琵琶湖のランドスケープをテーマにした展示は、写真家の津田直さんと、華道家の片桐功敦さんとのコラボレーションで、直接的なイメージとして琵琶湖に自生する葦が展示室に花として、窓枠のような材料として、さまざまな形で置かれていました。写真の方は写真というよりも、アブストラクトな印象でした。中央の展示小屋の内部は砂利が敷き詰められ、枯山水の庭のような設らいですが、展示室の上がり框のところで靴を脱いで飛び石を辿ると掛け軸に向かえるような仕掛けとなっていて、内部のような外部のような、展示室自体も入れ子になっているので、とても複雑な空間の仕組みとなっていました。身体の動きを含めたあらゆる感覚を稼動させての体験は、見る側からすると、相当に不自由なものであるが、時計周りの軸を意識したような、心地の良い空間が作られている。琵琶湖の良さは現地で一番よく伝わるように、ここでの展示も、琵琶湖をテーマにしながら、展示室での、ここでの体験の唯一性を強く意識されている印象。
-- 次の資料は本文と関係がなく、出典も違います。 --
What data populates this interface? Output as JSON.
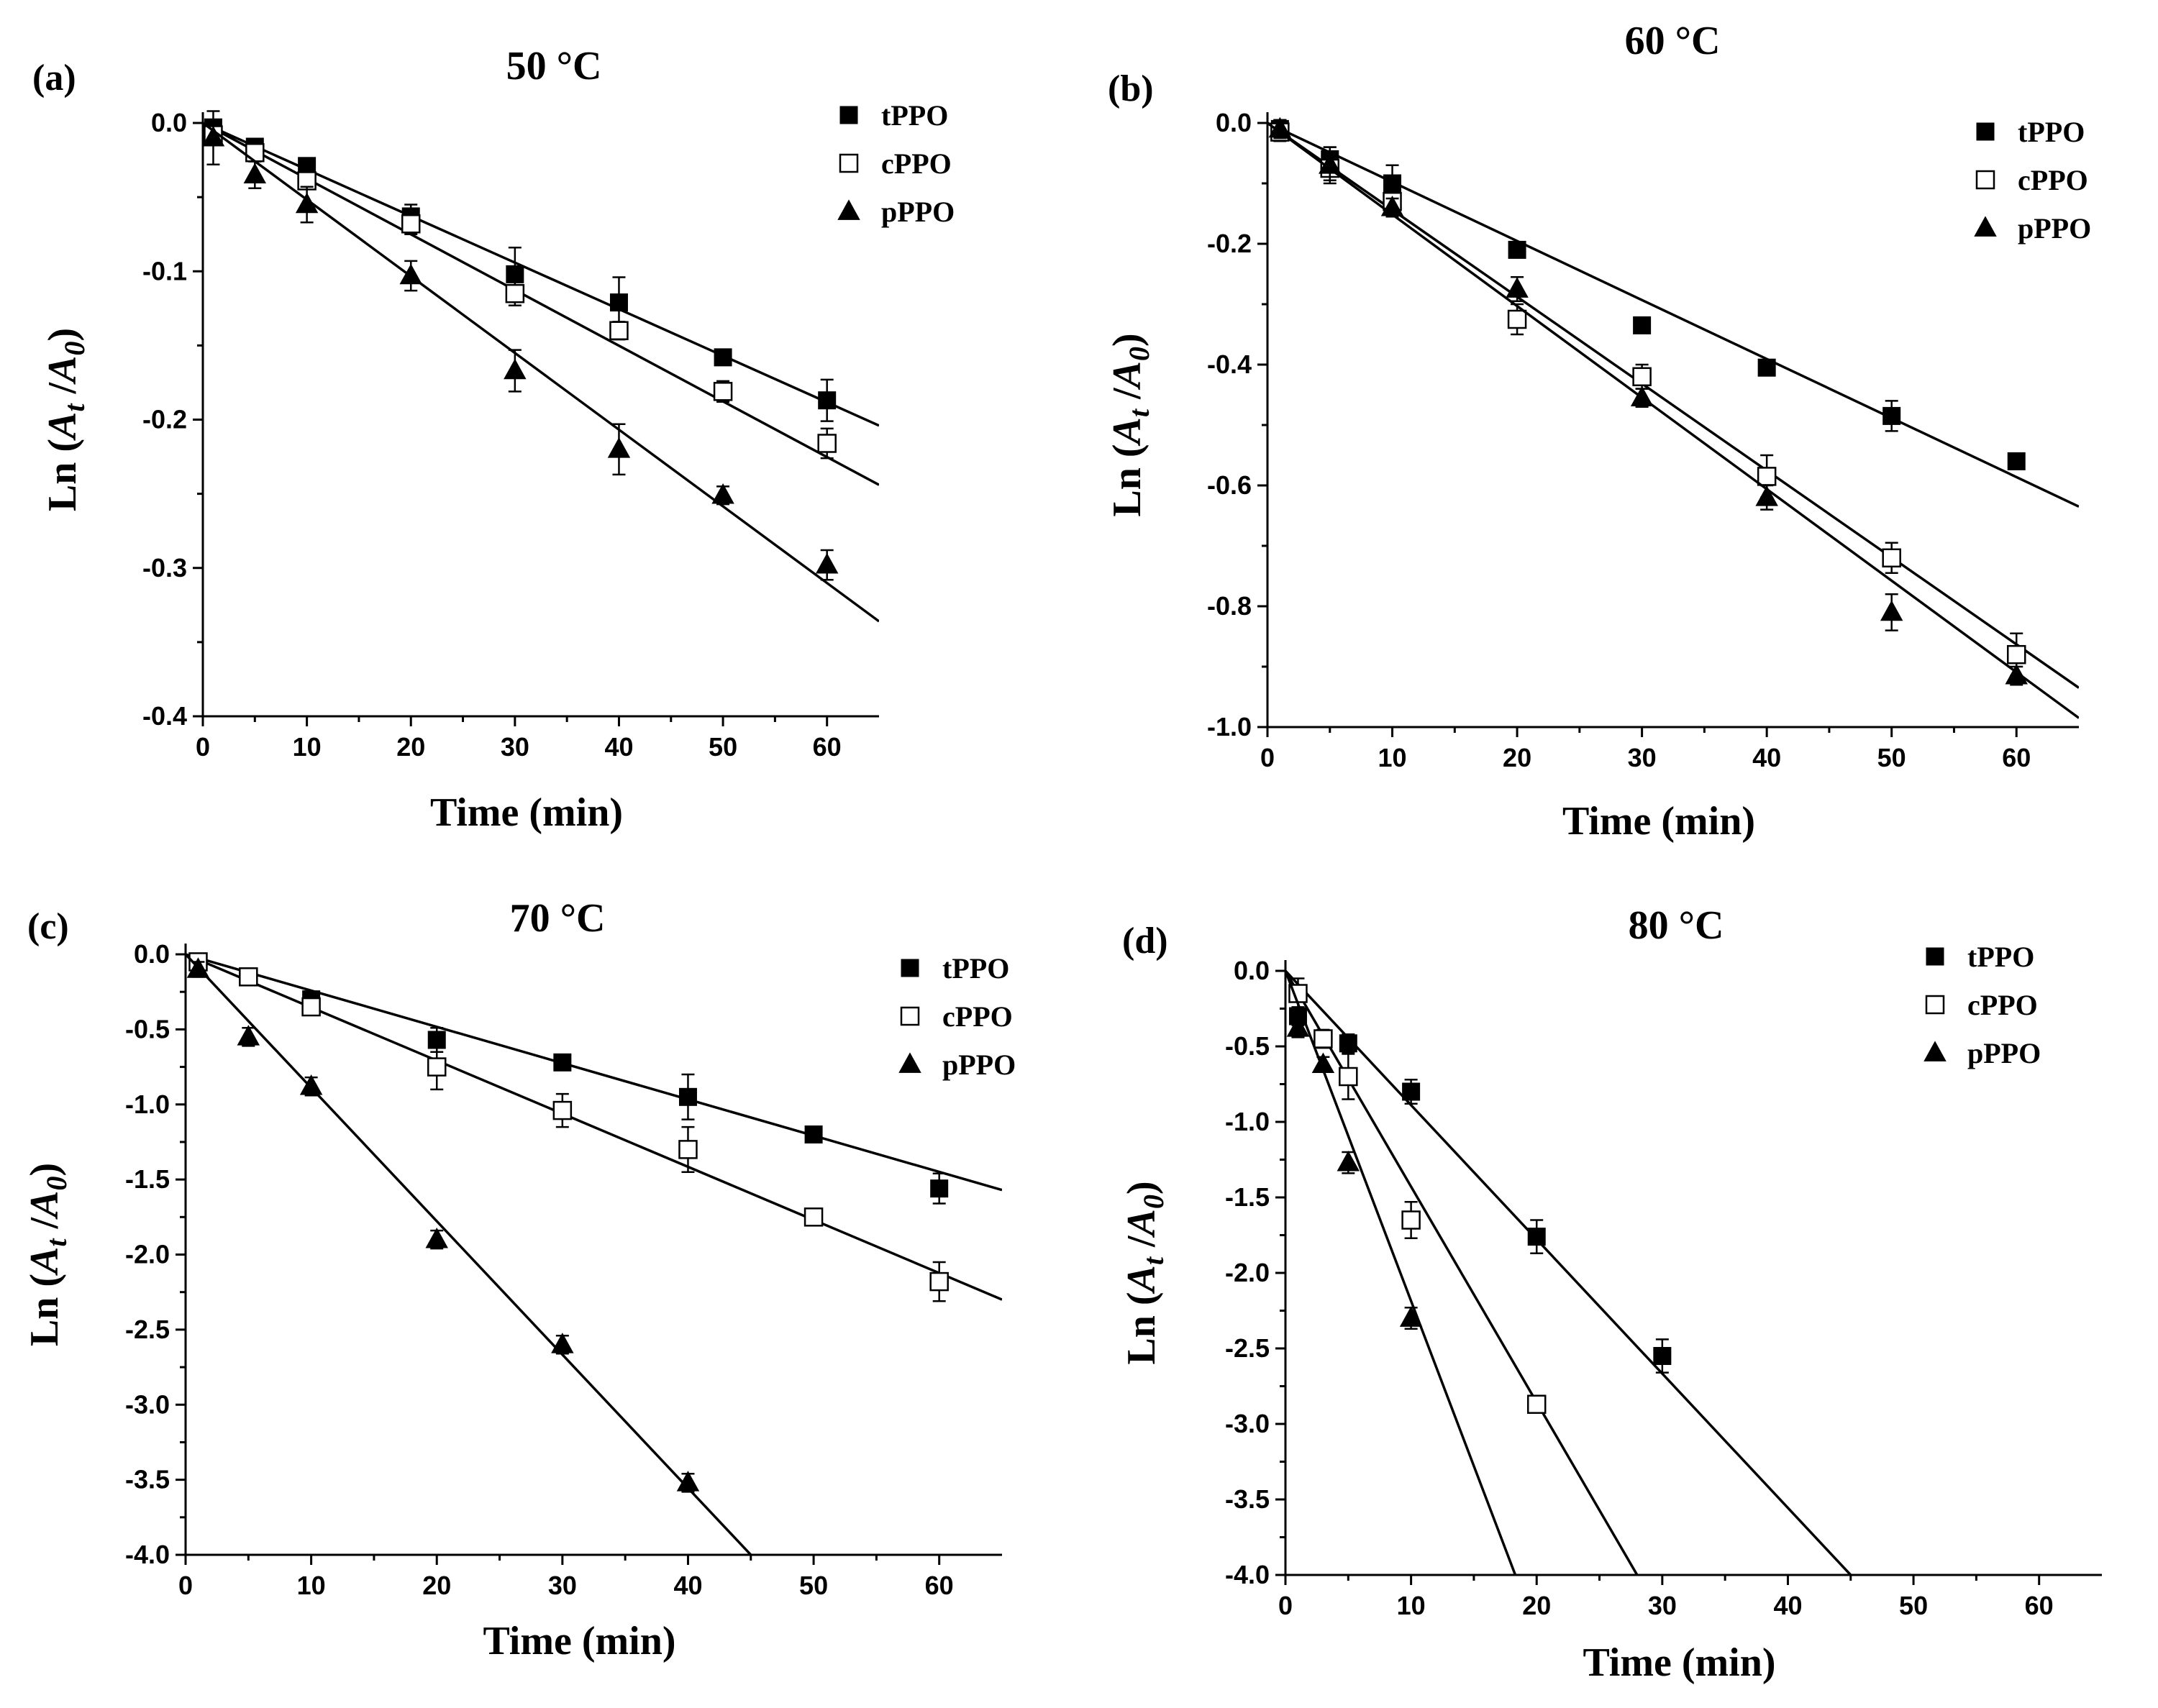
{
  "figure": {
    "series_styles": {
      "tPPO": {
        "marker": "filled-square",
        "color": "#000000"
      },
      "cPPO": {
        "marker": "open-square",
        "color": "#000000"
      },
      "pPPO": {
        "marker": "filled-triangle",
        "color": "#000000"
      }
    }
  },
  "chart_data": [
    {
      "panel": "(a)",
      "type": "scatter",
      "title": "50 °C",
      "xlabel": "Time (min)",
      "ylabel": "Ln (At /A0)",
      "xlim": [
        0,
        65
      ],
      "ylim": [
        -0.4,
        0.0
      ],
      "xticks": [
        0,
        10,
        20,
        30,
        40,
        50,
        60
      ],
      "yticks": [
        0.0,
        -0.1,
        -0.2,
        -0.3,
        -0.4
      ],
      "ytick_labels": [
        "0.0",
        "-0.1",
        "-0.2",
        "-0.3",
        "-0.4"
      ],
      "legend_position": "top-right",
      "series": [
        {
          "name": "tPPO",
          "x": [
            1,
            5,
            10,
            20,
            30,
            40,
            50,
            60
          ],
          "y": [
            -0.003,
            -0.016,
            -0.029,
            -0.063,
            -0.102,
            -0.121,
            -0.158,
            -0.187
          ],
          "err": [
            0.004,
            0.003,
            0.004,
            0.008,
            0.018,
            0.017,
            0.004,
            0.014
          ],
          "fit": {
            "x": [
              0,
              65
            ],
            "y": [
              0.0,
              -0.204
            ]
          }
        },
        {
          "name": "cPPO",
          "x": [
            1,
            5,
            10,
            20,
            30,
            40,
            50,
            60
          ],
          "y": [
            -0.008,
            -0.02,
            -0.039,
            -0.068,
            -0.115,
            -0.14,
            -0.181,
            -0.216
          ],
          "err": [
            0.005,
            0.004,
            0.005,
            0.007,
            0.008,
            0.006,
            0.007,
            0.01
          ],
          "fit": {
            "x": [
              0,
              65
            ],
            "y": [
              0.0,
              -0.244
            ]
          }
        },
        {
          "name": "pPPO",
          "x": [
            1,
            5,
            10,
            20,
            30,
            40,
            50,
            60
          ],
          "y": [
            -0.01,
            -0.035,
            -0.055,
            -0.103,
            -0.167,
            -0.22,
            -0.251,
            -0.298
          ],
          "err": [
            0.018,
            0.009,
            0.012,
            0.01,
            0.014,
            0.017,
            0.006,
            0.01
          ],
          "fit": {
            "x": [
              0,
              65
            ],
            "y": [
              0.0,
              -0.336
            ]
          }
        }
      ]
    },
    {
      "panel": "(b)",
      "type": "scatter",
      "title": "60 °C",
      "xlabel": "Time (min)",
      "ylabel": "Ln (At /A0)",
      "xlim": [
        0,
        65
      ],
      "ylim": [
        -1.0,
        0.0
      ],
      "xticks": [
        0,
        10,
        20,
        30,
        40,
        50,
        60
      ],
      "yticks": [
        0.0,
        -0.2,
        -0.4,
        -0.6,
        -0.8,
        -1.0
      ],
      "ytick_labels": [
        "0.0",
        "-0.2",
        "-0.4",
        "-0.6",
        "-0.8",
        "-1.0"
      ],
      "legend_position": "top-right",
      "series": [
        {
          "name": "tPPO",
          "x": [
            1,
            5,
            10,
            20,
            30,
            40,
            50,
            60
          ],
          "y": [
            -0.01,
            -0.06,
            -0.1,
            -0.21,
            -0.335,
            -0.405,
            -0.485,
            -0.56
          ],
          "err": [
            0.015,
            0.02,
            0.03,
            0.01,
            0.01,
            0.01,
            0.025,
            0.01
          ],
          "fit": {
            "x": [
              0,
              65
            ],
            "y": [
              0.0,
              -0.635
            ]
          }
        },
        {
          "name": "cPPO",
          "x": [
            1,
            5,
            10,
            20,
            30,
            40,
            50,
            60
          ],
          "y": [
            -0.015,
            -0.075,
            -0.13,
            -0.325,
            -0.42,
            -0.585,
            -0.72,
            -0.88
          ],
          "err": [
            0.015,
            0.02,
            0.02,
            0.025,
            0.02,
            0.035,
            0.025,
            0.035
          ],
          "fit": {
            "x": [
              0,
              65
            ],
            "y": [
              0.0,
              -0.935
            ]
          }
        },
        {
          "name": "pPPO",
          "x": [
            1,
            5,
            10,
            20,
            30,
            40,
            50,
            60
          ],
          "y": [
            -0.01,
            -0.07,
            -0.14,
            -0.275,
            -0.455,
            -0.62,
            -0.81,
            -0.915
          ],
          "err": [
            0.015,
            0.03,
            0.015,
            0.02,
            0.015,
            0.02,
            0.03,
            0.015
          ],
          "fit": {
            "x": [
              0,
              65
            ],
            "y": [
              0.0,
              -0.985
            ]
          }
        }
      ]
    },
    {
      "panel": "(c)",
      "type": "scatter",
      "title": "70 °C",
      "xlabel": "Time (min)",
      "ylabel": "Ln (At /A0)",
      "xlim": [
        0,
        65
      ],
      "ylim": [
        -4.0,
        0.0
      ],
      "xticks": [
        0,
        10,
        20,
        30,
        40,
        50,
        60
      ],
      "yticks": [
        0.0,
        -0.5,
        -1.0,
        -1.5,
        -2.0,
        -2.5,
        -3.0,
        -3.5,
        -4.0
      ],
      "ytick_labels": [
        "0.0",
        "-0.5",
        "-1.0",
        "-1.5",
        "-2.0",
        "-2.5",
        "-3.0",
        "-3.5",
        "-4.0"
      ],
      "legend_position": "top-right",
      "series": [
        {
          "name": "tPPO",
          "x": [
            1,
            5,
            10,
            20,
            30,
            40,
            50,
            60
          ],
          "y": [
            -0.05,
            -0.15,
            -0.3,
            -0.57,
            -0.72,
            -0.95,
            -1.2,
            -1.56
          ],
          "err": [
            0.04,
            0.04,
            0.05,
            0.08,
            0.04,
            0.15,
            0.03,
            0.1
          ],
          "fit": {
            "x": [
              0,
              65
            ],
            "y": [
              0.0,
              -1.57
            ]
          }
        },
        {
          "name": "cPPO",
          "x": [
            1,
            5,
            10,
            20,
            30,
            40,
            50,
            60
          ],
          "y": [
            -0.05,
            -0.15,
            -0.35,
            -0.75,
            -1.04,
            -1.3,
            -1.75,
            -2.18
          ],
          "err": [
            0.05,
            0.05,
            0.05,
            0.15,
            0.11,
            0.15,
            0.04,
            0.13
          ],
          "fit": {
            "x": [
              0,
              65
            ],
            "y": [
              0.0,
              -2.3
            ]
          }
        },
        {
          "name": "pPPO",
          "x": [
            1,
            5,
            10,
            20,
            30,
            40
          ],
          "y": [
            -0.1,
            -0.55,
            -0.88,
            -1.9,
            -2.6,
            -3.52
          ],
          "err": [
            0.05,
            0.06,
            0.06,
            0.06,
            0.06,
            0.06
          ],
          "fit": {
            "x": [
              0,
              45
            ],
            "y": [
              0.0,
              -4.0
            ]
          }
        }
      ]
    },
    {
      "panel": "(d)",
      "type": "scatter",
      "title": "80 °C",
      "xlabel": "Time (min)",
      "ylabel": "Ln (At /A0)",
      "xlim": [
        0,
        65
      ],
      "ylim": [
        -4.0,
        0.0
      ],
      "xticks": [
        0,
        10,
        20,
        30,
        40,
        50,
        60
      ],
      "yticks": [
        0.0,
        -0.5,
        -1.0,
        -1.5,
        -2.0,
        -2.5,
        -3.0,
        -3.5,
        -4.0
      ],
      "ytick_labels": [
        "0.0",
        "-0.5",
        "-1.0",
        "-1.5",
        "-2.0",
        "-2.5",
        "-3.0",
        "-3.5",
        "-4.0"
      ],
      "legend_position": "top-right",
      "series": [
        {
          "name": "tPPO",
          "x": [
            1,
            5,
            10,
            20,
            30
          ],
          "y": [
            -0.3,
            -0.48,
            -0.8,
            -1.76,
            -2.55
          ],
          "err": [
            0.06,
            0.06,
            0.08,
            0.11,
            0.11
          ],
          "fit": {
            "x": [
              0,
              45
            ],
            "y": [
              0.0,
              -4.0
            ]
          }
        },
        {
          "name": "cPPO",
          "x": [
            1,
            3,
            5,
            10,
            20
          ],
          "y": [
            -0.15,
            -0.45,
            -0.7,
            -1.65,
            -2.87
          ],
          "err": [
            0.1,
            0.06,
            0.15,
            0.12,
            0.04
          ],
          "fit": {
            "x": [
              0,
              28
            ],
            "y": [
              0.0,
              -4.0
            ]
          }
        },
        {
          "name": "pPPO",
          "x": [
            1,
            3,
            5,
            10
          ],
          "y": [
            -0.38,
            -0.62,
            -1.27,
            -2.3
          ],
          "err": [
            0.06,
            0.05,
            0.07,
            0.07
          ],
          "fit": {
            "x": [
              0,
              18.3
            ],
            "y": [
              0.0,
              -4.0
            ]
          }
        }
      ]
    }
  ]
}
外周部の、水盤のような、湖面のような黒い短い立ち上がりのエッジをもった水の表現を見ていて、僕は敬愛する彫刻家の福岡道雄さんの湖面のさざなみの風景彫刻の作品群を思い出しました。福岡さんの風景彫刻の台座は湖面のさざなみを支えるものであり、かつそれ自体が表現世界として露出していて、なおかつブロンズや石のような重厚さを持った素材ではなくて、軽量なポリエチレンで構成されていて、均質な素材によって、限りなく多様な世界が表出している。
展示室での、水盤のような、湖面のような黒い短い立ち上がりのエッジをもった水の表現は、ここでの体験の、今ここ性に、強いクサビを打ち、遠い世界へ思いを飛ばす作用をイメージされたのであろうか?そんな空想をした。